Paul Harwood, member of the Risk Management Board, shares an alternative view.

In the last article on this topic, I suggested that risk management, as a governance function, had no place in the midst of a crisis. That’s a naïve view: in these circumstances, at least two of the roles of the Risk Management Function are unchanged: first, to improve decision making quality, and second, to enhance implementation activity.

Crises are defined after the event by the quality of the decisions made. There is a temptation under pressure to make fast decisions based on limited, usually operational, data. Whatever the level of planning, the Risk Management Function can bring relevant factors into discussion, adding extra context to the fact base being used. The best risk managers will ensure that their contribution does not slow up decision making and, even more useful, provide a regulatory tick.
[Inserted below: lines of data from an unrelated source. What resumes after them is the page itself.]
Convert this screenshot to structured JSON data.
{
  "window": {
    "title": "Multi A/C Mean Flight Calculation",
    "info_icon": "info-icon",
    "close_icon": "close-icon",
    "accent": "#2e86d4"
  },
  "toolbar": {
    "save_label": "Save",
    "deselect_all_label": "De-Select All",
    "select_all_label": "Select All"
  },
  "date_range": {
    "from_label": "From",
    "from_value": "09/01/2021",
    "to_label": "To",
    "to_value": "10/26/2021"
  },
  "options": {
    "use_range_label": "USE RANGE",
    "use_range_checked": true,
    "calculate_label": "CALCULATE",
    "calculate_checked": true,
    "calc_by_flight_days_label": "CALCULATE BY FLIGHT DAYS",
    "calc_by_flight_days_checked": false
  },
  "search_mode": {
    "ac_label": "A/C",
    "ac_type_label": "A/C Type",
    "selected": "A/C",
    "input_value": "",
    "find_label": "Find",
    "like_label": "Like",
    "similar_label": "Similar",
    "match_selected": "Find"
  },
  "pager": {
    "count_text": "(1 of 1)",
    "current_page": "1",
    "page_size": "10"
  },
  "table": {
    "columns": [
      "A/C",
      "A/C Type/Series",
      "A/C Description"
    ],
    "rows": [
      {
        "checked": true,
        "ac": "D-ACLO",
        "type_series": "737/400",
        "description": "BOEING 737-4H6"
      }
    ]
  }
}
The second role is as important. Regulators have been clear that there should be no diminution in insurer risk management. The Risk Management Function can usefully ensure that increased operational risk that inevitably emerges from the massive change to systems and controls can be implemented with risk management are the forefront.

Risk management doesn’t stop in a crisis!

How will the Risk Management Function emerge from the coronavirus event? Better resourced or written off as lacking when it was most needed? Or with an enhanced understanding by firms of the benefits of a high-quality Risk Management Function? I suspect that the answer is in our hands.